Here too, judge for yourself concerning all of those essentially structural proposals that Ornstein and Mann believe won’t and will work to correct our dysfunctional politics. I’ve saved for last the fifth of the things they say will never work because, in truth, it’s not really a structural proposal, like the others, but rather a perspective—and it leads to substantive issues that establishment people like Ornstein and Mann seem not to want to address.
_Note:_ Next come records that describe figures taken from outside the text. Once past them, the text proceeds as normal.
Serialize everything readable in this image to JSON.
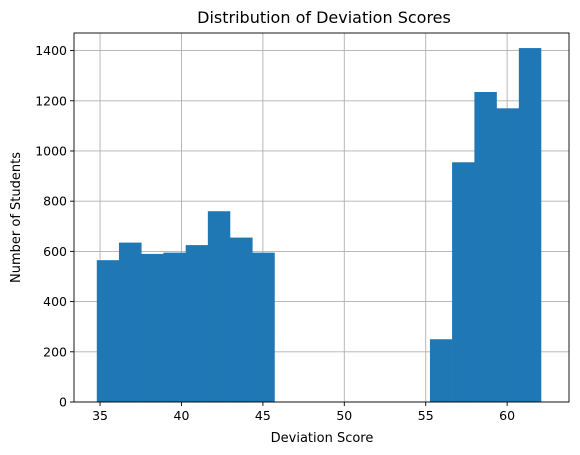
{
  "chart_data": {
    "type": "bar",
    "subtype": "histogram",
    "title": "Distribution of Deviation Scores",
    "xlabel": "Deviation Score",
    "ylabel": "Number of Students",
    "xlim": [
      33.4,
      63.8
    ],
    "ylim": [
      0,
      1470
    ],
    "xticks": [
      35,
      40,
      45,
      50,
      55,
      60
    ],
    "yticks": [
      0,
      200,
      400,
      600,
      800,
      1000,
      1200,
      1400
    ],
    "grid": true,
    "bar_color": "#1f77b4",
    "bins": [
      {
        "x0": 34.8,
        "x1": 36.16,
        "value": 565
      },
      {
        "x0": 36.16,
        "x1": 37.53,
        "value": 635
      },
      {
        "x0": 37.53,
        "x1": 38.89,
        "value": 590
      },
      {
        "x0": 38.89,
        "x1": 40.26,
        "value": 595
      },
      {
        "x0": 40.26,
        "x1": 41.62,
        "value": 625
      },
      {
        "x0": 41.62,
        "x1": 42.98,
        "value": 760
      },
      {
        "x0": 42.98,
        "x1": 44.35,
        "value": 655
      },
      {
        "x0": 44.35,
        "x1": 45.71,
        "value": 595
      },
      {
        "x0": 45.71,
        "x1": 47.08,
        "value": 0
      },
      {
        "x0": 47.08,
        "x1": 48.44,
        "value": 0
      },
      {
        "x0": 48.44,
        "x1": 49.8,
        "value": 0
      },
      {
        "x0": 49.8,
        "x1": 51.17,
        "value": 0
      },
      {
        "x0": 51.17,
        "x1": 52.53,
        "value": 0
      },
      {
        "x0": 52.53,
        "x1": 53.9,
        "value": 0
      },
      {
        "x0": 53.9,
        "x1": 55.26,
        "value": 0
      },
      {
        "x0": 55.26,
        "x1": 56.62,
        "value": 250
      },
      {
        "x0": 56.62,
        "x1": 57.99,
        "value": 955
      },
      {
        "x0": 57.99,
        "x1": 59.35,
        "value": 1235
      },
      {
        "x0": 59.35,
        "x1": 60.72,
        "value": 1170
      },
      {
        "x0": 60.72,
        "x1": 62.08,
        "value": 1410
      }
    ]
  }
}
Their suggestive heading for this fifth thing that won’t work is “Stay calm—things will get back to normal eventually.” Those of this view argue that “acrimony and gridlock are built-in features of our political system” that wax and wane, Ornstein and Mann write; thus the 111th Congress “was extremely productive, passing health-care reform, financial regulation and an economic stimulus package.” They counter, however,

that an examination of the Obama presidency suggests that we are experiencing neither politics as usual nor an odd blip. We are witnessing unprecedented and unbalanced polarization of the parties, with Republicans acting like a parliamentary minority party opposing almost everything put forward by the Democrats; the near-disappearance of the regular order in Congress; the misuse of the filibuster as a weapon not of dissent but of obstruction; and the relentless delegitimization of the president and policies enacted into law.

Indeed, they contend that with “the defeat of problem-solvers such as Sen. Richard G. Lugar (R‑Ind.) and the emergence of take-no-prisoners partisans such as Richard Mourdock, there is no reason to think the system will correct itself anytime soon.”


The thing to note in all of this is just what Ornstein and Mann count as “normal”—it’s government as “problem solver,” Congress as “extremely productive.” But that’s precisely the vision of government that is under assault today—and has been at least since Barry Goldwater challenged the “get-along, go-along” Republican establishment in 1964. Yet in truth that post-New Deal world that the establishment so longs to return to was the anomaly. We have “gridlock” today because the post-Goldwater challenge has finally reached critical mass. And that’s what the Washington establishment has yet to grant—witness its dismissal of Goldwater, its initial dismissal of Ronald Reagan, and its dismissal today of the Tea Party.


Still, it’s not problem solving as such that these anti-establishment “obstructionists” oppose—indeed, there’s no shortage of problems to be solved. Rather, it’s doing so through the big-government “solutions” that have given us those problems to begin with. Whatever the merits of the structural reforms establishment types like Ornstein and Mann are offering, their critique hardly explains our dysfunctional politics. Now that the opposition has reached critical mass, it’s increasingly clear that we have gridlock because the nation is deeply divided not over structure but over substance—over the very role of government. The establishment’s faith in government—in what are essentially public “solutions” to private problems, the core of progressivism—is under assault as never before, because that faith has come up dry. It’s long past time for the establishment to grasp that, because the reality that so animates the opposition—the ever growing deficits and debt the progressive faith has produced—is fast closing in upon us. And the inability of the Washington establishment to deal with it, except through more of the same government schemes that produced it, is the dysfunction that should most concern us all.